Cronaca

Anastasis, raccolta fondi per offrire supporto e aiuto

L’associazione prosegue nel proprio obiettivo con una grande raccolta fondi supportata da Bcc Basso Sebino
All’evento di aprile hanno partecipato in centinaia
All’evento di aprile hanno partecipato in centinaia

Lo scorso 26 aprile la camminata benefica organizzata ad Adro per aiutare i malati di cancro e i loro familiari ha avuto uno straordinario successo, con la partecipazione di circa 900 persone. Ma l’associazione Anastasis, nata nel 2006 per volontà di tre donne unite dall’amicizia e dalla personale esperienza di malattia, prosegue nel proprio obiettivo con una grande raccolta fondi supportata da Bcc Basso Sebino.

Raccolta fondi

Si chiama «E se un giorno all’improvviso…» il progetto che ha l’ambizione di assistere 10 persone in più, offrendo loro sostegno psiconcologico e sedute di fisioterapia. La raccolta fondi, che si è posta l’obiettivo di raggiungere 5.000 euro per poter attivare il progetto, è già arrivata a circa il 50% di fondi raccolti su questo sito web. E c’è tempo fino all’8 giugno per contribuire.

Il progetto

Il progetto partirà a settembre, dopo aver individuato tra quelle segnalate dai medici di base e quelle che si rivolgeranno direttamente all’Associazione, le 10 persone destinatarie di 80 ore di sostegno psiconcologico, con colloqui individuali e 20 ore di sedute di fisioterapia e massaggi specifici per il linfedema.
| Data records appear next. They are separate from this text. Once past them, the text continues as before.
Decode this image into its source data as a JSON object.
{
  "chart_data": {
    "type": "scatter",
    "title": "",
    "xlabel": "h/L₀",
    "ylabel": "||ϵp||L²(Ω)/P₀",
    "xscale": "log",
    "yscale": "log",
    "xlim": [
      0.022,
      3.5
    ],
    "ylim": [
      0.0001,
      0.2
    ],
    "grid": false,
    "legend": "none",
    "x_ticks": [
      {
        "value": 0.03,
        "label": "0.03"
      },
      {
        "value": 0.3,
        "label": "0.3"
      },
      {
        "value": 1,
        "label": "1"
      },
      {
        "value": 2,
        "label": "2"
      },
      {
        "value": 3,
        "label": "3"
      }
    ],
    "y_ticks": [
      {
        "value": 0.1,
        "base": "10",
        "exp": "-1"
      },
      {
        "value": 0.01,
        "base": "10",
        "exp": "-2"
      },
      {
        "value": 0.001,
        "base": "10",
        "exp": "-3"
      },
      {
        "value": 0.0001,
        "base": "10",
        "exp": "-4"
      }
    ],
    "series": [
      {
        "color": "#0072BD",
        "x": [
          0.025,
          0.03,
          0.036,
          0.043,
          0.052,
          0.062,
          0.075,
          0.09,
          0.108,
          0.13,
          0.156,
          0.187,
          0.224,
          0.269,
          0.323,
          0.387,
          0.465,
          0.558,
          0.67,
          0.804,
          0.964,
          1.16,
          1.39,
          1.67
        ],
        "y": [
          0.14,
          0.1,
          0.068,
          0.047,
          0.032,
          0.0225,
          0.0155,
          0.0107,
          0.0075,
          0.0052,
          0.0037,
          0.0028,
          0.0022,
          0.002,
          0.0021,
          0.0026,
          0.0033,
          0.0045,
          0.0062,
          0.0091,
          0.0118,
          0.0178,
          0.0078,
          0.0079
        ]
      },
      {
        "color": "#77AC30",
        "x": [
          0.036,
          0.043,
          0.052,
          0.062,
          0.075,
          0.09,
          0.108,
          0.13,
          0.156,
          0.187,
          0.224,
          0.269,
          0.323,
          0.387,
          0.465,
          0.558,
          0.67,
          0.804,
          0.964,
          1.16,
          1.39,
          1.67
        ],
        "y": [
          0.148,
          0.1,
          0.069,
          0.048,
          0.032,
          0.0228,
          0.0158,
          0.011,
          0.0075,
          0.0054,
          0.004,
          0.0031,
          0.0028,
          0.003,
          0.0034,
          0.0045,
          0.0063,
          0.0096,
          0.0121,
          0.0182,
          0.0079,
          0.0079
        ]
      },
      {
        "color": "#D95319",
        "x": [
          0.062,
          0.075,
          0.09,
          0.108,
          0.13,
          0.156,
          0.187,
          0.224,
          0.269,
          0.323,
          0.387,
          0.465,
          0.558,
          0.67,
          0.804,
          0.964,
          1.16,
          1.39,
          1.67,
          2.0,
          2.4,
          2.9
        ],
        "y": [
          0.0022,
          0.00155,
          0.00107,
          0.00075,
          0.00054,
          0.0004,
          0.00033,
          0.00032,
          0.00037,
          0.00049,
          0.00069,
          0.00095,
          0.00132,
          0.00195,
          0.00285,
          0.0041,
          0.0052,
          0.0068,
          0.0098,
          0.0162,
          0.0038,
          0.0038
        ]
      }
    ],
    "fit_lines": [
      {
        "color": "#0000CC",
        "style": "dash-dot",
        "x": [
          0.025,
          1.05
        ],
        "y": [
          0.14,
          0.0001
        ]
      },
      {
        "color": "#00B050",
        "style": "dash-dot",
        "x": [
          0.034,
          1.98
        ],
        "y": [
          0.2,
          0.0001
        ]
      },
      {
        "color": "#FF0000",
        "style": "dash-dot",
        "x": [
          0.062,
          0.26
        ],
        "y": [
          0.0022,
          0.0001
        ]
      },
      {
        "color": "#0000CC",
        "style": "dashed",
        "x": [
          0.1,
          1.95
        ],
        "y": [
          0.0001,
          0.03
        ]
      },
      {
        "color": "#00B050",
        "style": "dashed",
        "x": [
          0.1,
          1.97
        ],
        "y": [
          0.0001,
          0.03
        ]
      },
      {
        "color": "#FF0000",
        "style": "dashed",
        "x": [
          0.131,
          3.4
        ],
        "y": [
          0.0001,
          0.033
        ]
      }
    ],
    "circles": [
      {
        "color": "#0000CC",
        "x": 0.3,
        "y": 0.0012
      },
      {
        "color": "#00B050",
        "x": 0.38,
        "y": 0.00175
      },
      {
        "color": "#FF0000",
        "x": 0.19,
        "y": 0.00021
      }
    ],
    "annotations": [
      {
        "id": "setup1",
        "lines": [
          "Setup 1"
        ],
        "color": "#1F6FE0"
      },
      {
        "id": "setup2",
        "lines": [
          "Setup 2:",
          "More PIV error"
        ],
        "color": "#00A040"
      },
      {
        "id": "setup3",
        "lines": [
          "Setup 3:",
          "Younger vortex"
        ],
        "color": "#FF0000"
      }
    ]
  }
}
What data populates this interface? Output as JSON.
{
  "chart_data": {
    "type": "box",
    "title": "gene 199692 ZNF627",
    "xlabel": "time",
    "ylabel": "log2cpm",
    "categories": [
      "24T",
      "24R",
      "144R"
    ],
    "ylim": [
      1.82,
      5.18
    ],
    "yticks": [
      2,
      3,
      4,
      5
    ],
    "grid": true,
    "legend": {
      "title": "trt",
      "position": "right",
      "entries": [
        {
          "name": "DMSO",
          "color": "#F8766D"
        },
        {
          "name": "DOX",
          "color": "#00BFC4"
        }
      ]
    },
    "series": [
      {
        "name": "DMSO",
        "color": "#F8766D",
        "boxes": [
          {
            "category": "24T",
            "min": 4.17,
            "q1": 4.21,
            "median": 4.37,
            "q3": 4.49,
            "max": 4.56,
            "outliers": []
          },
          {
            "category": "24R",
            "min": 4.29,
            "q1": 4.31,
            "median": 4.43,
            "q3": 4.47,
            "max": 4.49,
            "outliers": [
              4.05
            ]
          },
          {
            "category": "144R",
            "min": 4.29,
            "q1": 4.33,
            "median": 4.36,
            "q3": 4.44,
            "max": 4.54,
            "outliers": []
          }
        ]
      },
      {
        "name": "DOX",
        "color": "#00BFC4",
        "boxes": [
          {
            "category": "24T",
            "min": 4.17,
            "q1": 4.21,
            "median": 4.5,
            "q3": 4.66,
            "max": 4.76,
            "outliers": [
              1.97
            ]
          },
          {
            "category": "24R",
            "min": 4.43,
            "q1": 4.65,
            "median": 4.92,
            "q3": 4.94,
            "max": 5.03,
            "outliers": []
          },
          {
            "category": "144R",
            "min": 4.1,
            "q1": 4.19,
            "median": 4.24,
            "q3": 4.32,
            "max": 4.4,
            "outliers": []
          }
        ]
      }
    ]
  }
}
«La cura del tumore va affidata ai medici, loro sono preposti a questo – spiega Anna Rita Piccioli, presidente dell’associazione Anastasis –; quello che noi personalmente possiamo fare è attivare tutte quelle preziose risorse per non subire passivamente questo evento, ma per trasformarlo in una opportunità, per riconsiderare il senso della vita, per rivalutare i nostri bisogni e le nostre priorità. Con la consapevolezza che questo diventerà un fondamentale contributo al processo di cura e guarigione e, in ogni caso, ad una migliore qualità di vita». D’altronde lo stesso nome Anastasis non è stato scelto a caso, ma è una parola greca che significa «risorgere dal buio, ritornare alla luce». E l’associazione con sede ad Adro, in 20 anni di attività, ha offerto sostegno ad oltre 300 persone provenienti dai paesi limitrofi della provincia di Brescia e di Bergamo.